Strauss desenfundó el revólver que pendía sobre su cadera izquierda y lo entregó al
sheriff
. Éste descargó tres de los compartimentos del cilindro y luego, haciendo girar el arma en torno del dedo índice, agregó:

—Estas armas suelen ser eficaces, como máximo, a cincuenta metros. Aun a esa distancia, sólo un tirador muy bueno y muy práctico en el uso del arma que se emplee, puede dar en el blanco. Más allá resultan ya inofensivas. ¿No es cierto?

—No soy perito en armas,
sheriff
.

—Ya lo sé. Pero quiero que te enteres bien de las posibilidades de salvación que hay para ti. Si tú echaras a correr ahora y yo disparase contra ti, la bala no saldría porque el percusor caería sobre un depósito vacío. El segundo tiro fallaría por las mismas causas. El tercero tampoco saldría, y sólo el cuarto disparo iría acompañado de una detonación, de un fogonazo y de una bala de plomo dirigida a tu espalda. Si por entonces estabas ya fuera de mi alcance, estarías vivo. Si te hubieras retrasado recogiendo alguna flor, caerías muerto o herido.

—Pero yo no pienso huir —sonrió Strauss.

—¿No? Pues entonces tendrías que comparecer ante un tribunal que te acusaría de haber robado tres cabezas de ganado a tu amo en beneficio de don Jacobo Bauer.
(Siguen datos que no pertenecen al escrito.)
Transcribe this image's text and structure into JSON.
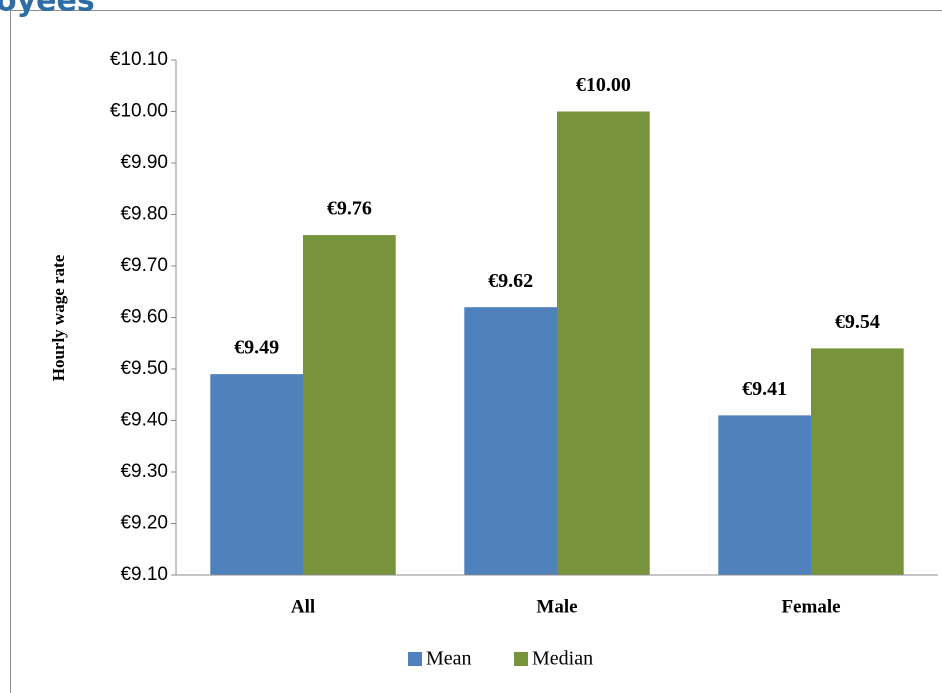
{
  "page_heading": "oyees",
  "chart_data": {
    "type": "bar",
    "y_axis_label": "Hourly wage rate",
    "categories": [
      "All",
      "Male",
      "Female"
    ],
    "series": [
      {
        "name": "Mean",
        "color": "#4f81bd",
        "values": [
          9.49,
          9.62,
          9.41
        ],
        "value_labels": [
          "€9.49",
          "€9.62",
          "€9.41"
        ]
      },
      {
        "name": "Median",
        "color": "#77933c",
        "values": [
          9.76,
          10.0,
          9.54
        ],
        "value_labels": [
          "€9.76",
          "€10.00",
          "€9.54"
        ]
      }
    ],
    "ylim": [
      9.1,
      10.1
    ],
    "yticks": [
      {
        "value": 9.1,
        "label": "€9.10"
      },
      {
        "value": 9.2,
        "label": "€9.20"
      },
      {
        "value": 9.3,
        "label": "€9.30"
      },
      {
        "value": 9.4,
        "label": "€9.40"
      },
      {
        "value": 9.5,
        "label": "€9.50"
      },
      {
        "value": 9.6,
        "label": "€9.60"
      },
      {
        "value": 9.7,
        "label": "€9.70"
      },
      {
        "value": 9.8,
        "label": "€9.80"
      },
      {
        "value": 9.9,
        "label": "€9.90"
      },
      {
        "value": 10.0,
        "label": "€10.00"
      },
      {
        "value": 10.1,
        "label": "€10.10"
      }
    ],
    "grid": false,
    "legend": "bottom"
  }
}
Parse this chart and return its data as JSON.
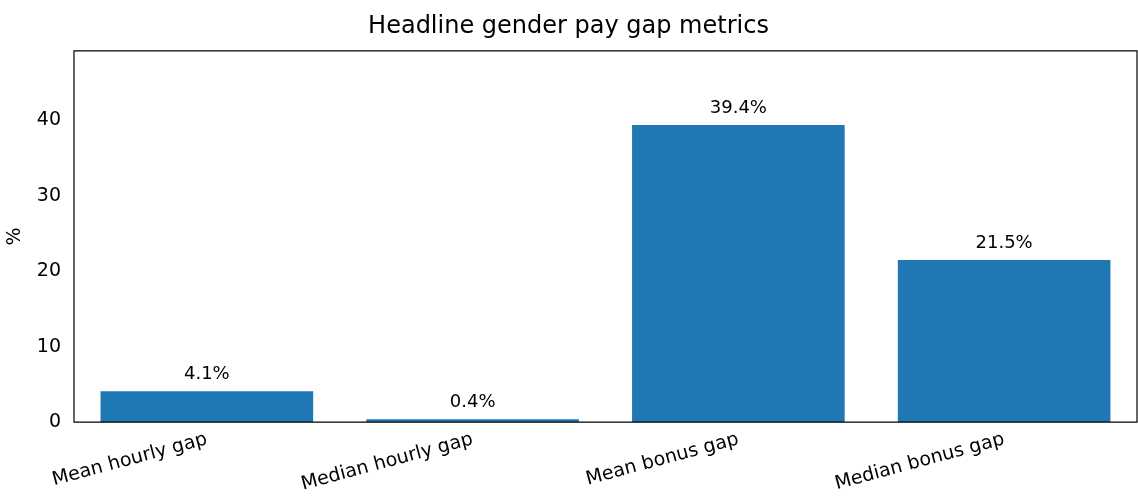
{
  "chart_data": {
    "type": "bar",
    "title": "Headline gender pay gap metrics",
    "ylabel": "%",
    "categories": [
      "Mean hourly gap",
      "Median hourly gap",
      "Mean bonus gap",
      "Median bonus gap"
    ],
    "values": [
      4.1,
      0.4,
      39.4,
      21.5
    ],
    "color": "#1f77b4",
    "value_labels": [
      "4.1%",
      "0.4%",
      "39.4%",
      "21.5%"
    ],
    "ylim": [
      0,
      49.25
    ],
    "yticks": [
      0,
      10,
      20,
      30,
      40
    ],
    "grid": false,
    "legend": false
  }
}
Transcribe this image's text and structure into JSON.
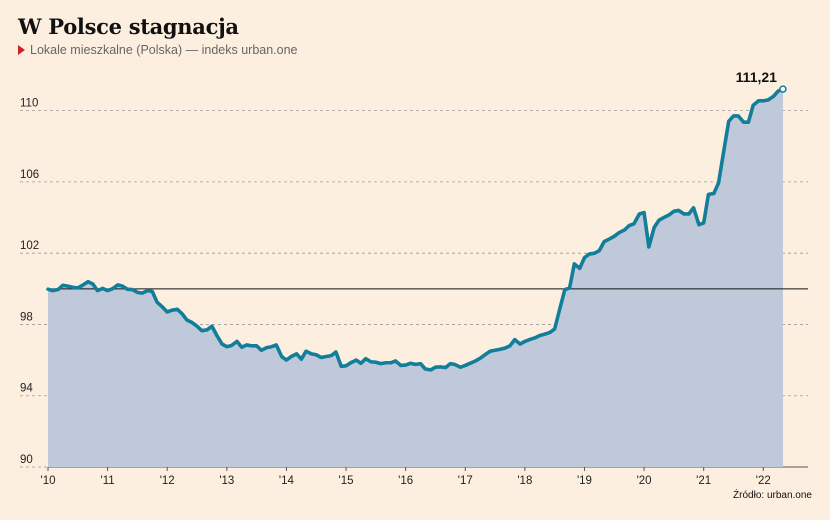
{
  "header": {
    "title": "W Polsce stagnacja",
    "subtitle": "Lokale mieszkalne (Polska) — indeks urban.one"
  },
  "source": "Źródło: urban.one",
  "colors": {
    "line": "#127e9a",
    "area": "#bfc9d9",
    "background": "#fdefe0",
    "marker": "#d32020",
    "baseline": "#111111",
    "grid": "#9a9a9a"
  },
  "chart_data": {
    "type": "area",
    "title": "W Polsce stagnacja",
    "subtitle": "Lokale mieszkalne (Polska) — indeks urban.one",
    "ylim": [
      90,
      112
    ],
    "yticks": [
      90,
      94,
      98,
      102,
      106,
      110
    ],
    "ytick_labels": [
      "90",
      "94",
      "98",
      "102",
      "106",
      "110"
    ],
    "xlim": [
      2010.0,
      2022.75
    ],
    "xticks": [
      2010,
      2011,
      2012,
      2013,
      2014,
      2015,
      2016,
      2017,
      2018,
      2019,
      2020,
      2021,
      2022
    ],
    "xtick_labels": [
      "'10",
      "'11",
      "'12",
      "'13",
      "'14",
      "'15",
      "'16",
      "'17",
      "'18",
      "'19",
      "'20",
      "'21",
      "'22"
    ],
    "reference_line": 100,
    "grid": true,
    "last_value_label": "111,21",
    "points": [
      [
        2010.0,
        99.98
      ],
      [
        2010.08,
        99.9
      ],
      [
        2010.17,
        99.96
      ],
      [
        2010.25,
        100.2
      ],
      [
        2010.33,
        100.15
      ],
      [
        2010.42,
        100.08
      ],
      [
        2010.5,
        100.05
      ],
      [
        2010.58,
        100.2
      ],
      [
        2010.67,
        100.4
      ],
      [
        2010.75,
        100.28
      ],
      [
        2010.83,
        99.9
      ],
      [
        2010.92,
        100.02
      ],
      [
        2011.0,
        99.9
      ],
      [
        2011.08,
        100.0
      ],
      [
        2011.17,
        100.22
      ],
      [
        2011.25,
        100.15
      ],
      [
        2011.33,
        99.98
      ],
      [
        2011.42,
        99.95
      ],
      [
        2011.5,
        99.8
      ],
      [
        2011.58,
        99.76
      ],
      [
        2011.67,
        99.9
      ],
      [
        2011.75,
        99.85
      ],
      [
        2011.83,
        99.25
      ],
      [
        2011.92,
        98.98
      ],
      [
        2012.0,
        98.7
      ],
      [
        2012.08,
        98.8
      ],
      [
        2012.17,
        98.85
      ],
      [
        2012.25,
        98.6
      ],
      [
        2012.33,
        98.25
      ],
      [
        2012.42,
        98.1
      ],
      [
        2012.5,
        97.9
      ],
      [
        2012.58,
        97.65
      ],
      [
        2012.67,
        97.7
      ],
      [
        2012.75,
        97.9
      ],
      [
        2012.83,
        97.4
      ],
      [
        2012.92,
        96.9
      ],
      [
        2013.0,
        96.75
      ],
      [
        2013.08,
        96.82
      ],
      [
        2013.17,
        97.05
      ],
      [
        2013.25,
        96.72
      ],
      [
        2013.33,
        96.85
      ],
      [
        2013.42,
        96.8
      ],
      [
        2013.5,
        96.8
      ],
      [
        2013.58,
        96.55
      ],
      [
        2013.67,
        96.7
      ],
      [
        2013.75,
        96.75
      ],
      [
        2013.83,
        96.85
      ],
      [
        2013.92,
        96.2
      ],
      [
        2014.0,
        96.0
      ],
      [
        2014.08,
        96.2
      ],
      [
        2014.17,
        96.35
      ],
      [
        2014.25,
        96.05
      ],
      [
        2014.33,
        96.5
      ],
      [
        2014.42,
        96.35
      ],
      [
        2014.5,
        96.3
      ],
      [
        2014.58,
        96.15
      ],
      [
        2014.67,
        96.2
      ],
      [
        2014.75,
        96.25
      ],
      [
        2014.83,
        96.45
      ],
      [
        2014.92,
        95.65
      ],
      [
        2015.0,
        95.68
      ],
      [
        2015.08,
        95.85
      ],
      [
        2015.17,
        96.0
      ],
      [
        2015.25,
        95.82
      ],
      [
        2015.33,
        96.08
      ],
      [
        2015.42,
        95.9
      ],
      [
        2015.5,
        95.88
      ],
      [
        2015.58,
        95.8
      ],
      [
        2015.67,
        95.85
      ],
      [
        2015.75,
        95.85
      ],
      [
        2015.83,
        95.95
      ],
      [
        2015.92,
        95.7
      ],
      [
        2016.0,
        95.72
      ],
      [
        2016.08,
        95.82
      ],
      [
        2016.17,
        95.76
      ],
      [
        2016.25,
        95.8
      ],
      [
        2016.33,
        95.5
      ],
      [
        2016.42,
        95.45
      ],
      [
        2016.5,
        95.6
      ],
      [
        2016.58,
        95.62
      ],
      [
        2016.67,
        95.58
      ],
      [
        2016.75,
        95.8
      ],
      [
        2016.83,
        95.75
      ],
      [
        2016.92,
        95.6
      ],
      [
        2017.0,
        95.7
      ],
      [
        2017.08,
        95.82
      ],
      [
        2017.17,
        95.95
      ],
      [
        2017.25,
        96.1
      ],
      [
        2017.33,
        96.3
      ],
      [
        2017.42,
        96.5
      ],
      [
        2017.5,
        96.55
      ],
      [
        2017.58,
        96.6
      ],
      [
        2017.67,
        96.68
      ],
      [
        2017.75,
        96.8
      ],
      [
        2017.83,
        97.15
      ],
      [
        2017.92,
        96.9
      ],
      [
        2018.0,
        97.05
      ],
      [
        2018.08,
        97.15
      ],
      [
        2018.17,
        97.25
      ],
      [
        2018.25,
        97.38
      ],
      [
        2018.33,
        97.45
      ],
      [
        2018.42,
        97.55
      ],
      [
        2018.5,
        97.75
      ],
      [
        2018.58,
        98.8
      ],
      [
        2018.67,
        99.95
      ],
      [
        2018.75,
        100.05
      ],
      [
        2018.83,
        101.4
      ],
      [
        2018.92,
        101.15
      ],
      [
        2019.0,
        101.75
      ],
      [
        2019.08,
        101.95
      ],
      [
        2019.17,
        102.0
      ],
      [
        2019.25,
        102.15
      ],
      [
        2019.33,
        102.65
      ],
      [
        2019.42,
        102.8
      ],
      [
        2019.5,
        102.95
      ],
      [
        2019.58,
        103.15
      ],
      [
        2019.67,
        103.3
      ],
      [
        2019.75,
        103.55
      ],
      [
        2019.83,
        103.65
      ],
      [
        2019.92,
        104.2
      ],
      [
        2020.0,
        104.28
      ],
      [
        2020.08,
        102.35
      ],
      [
        2020.17,
        103.45
      ],
      [
        2020.25,
        103.85
      ],
      [
        2020.33,
        104.0
      ],
      [
        2020.42,
        104.15
      ],
      [
        2020.5,
        104.35
      ],
      [
        2020.58,
        104.4
      ],
      [
        2020.67,
        104.2
      ],
      [
        2020.75,
        104.2
      ],
      [
        2020.83,
        104.55
      ],
      [
        2020.92,
        103.6
      ],
      [
        2021.0,
        103.7
      ],
      [
        2021.08,
        105.3
      ],
      [
        2021.17,
        105.35
      ],
      [
        2021.25,
        105.95
      ],
      [
        2021.33,
        107.6
      ],
      [
        2021.42,
        109.4
      ],
      [
        2021.5,
        109.7
      ],
      [
        2021.58,
        109.7
      ],
      [
        2021.67,
        109.35
      ],
      [
        2021.75,
        109.35
      ],
      [
        2021.83,
        110.3
      ],
      [
        2021.92,
        110.55
      ],
      [
        2022.0,
        110.55
      ],
      [
        2022.08,
        110.6
      ],
      [
        2022.17,
        110.8
      ],
      [
        2022.25,
        111.1
      ],
      [
        2022.33,
        111.21
      ]
    ]
  }
}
—¡Yo no he…! —empezó Strauss.

—Calma, calma —advirtió Esley Carr—. No te precipites demasiado. El principal testigo de cargo contra ti sería el propio
sheriff
, que esta mañana te vio sacar las tres reses y conducirlas, cuando aún era casi de noche, al corral del señor Bauer, donde las dejaste entre las demás, volviendo luego al rancho para informar al señor Banning de que el trabajo ya estaba hecho.

—¿Qué quiere decir con esa calumnia? —rugió Banning.

—Yo no quiero decir nada. Su hombre es quien hablará. Tú tienes la palabra, Mick. Dinos la verdad y te concederé la oportunidad de escapar con vida, a pesar de que mereces la horca.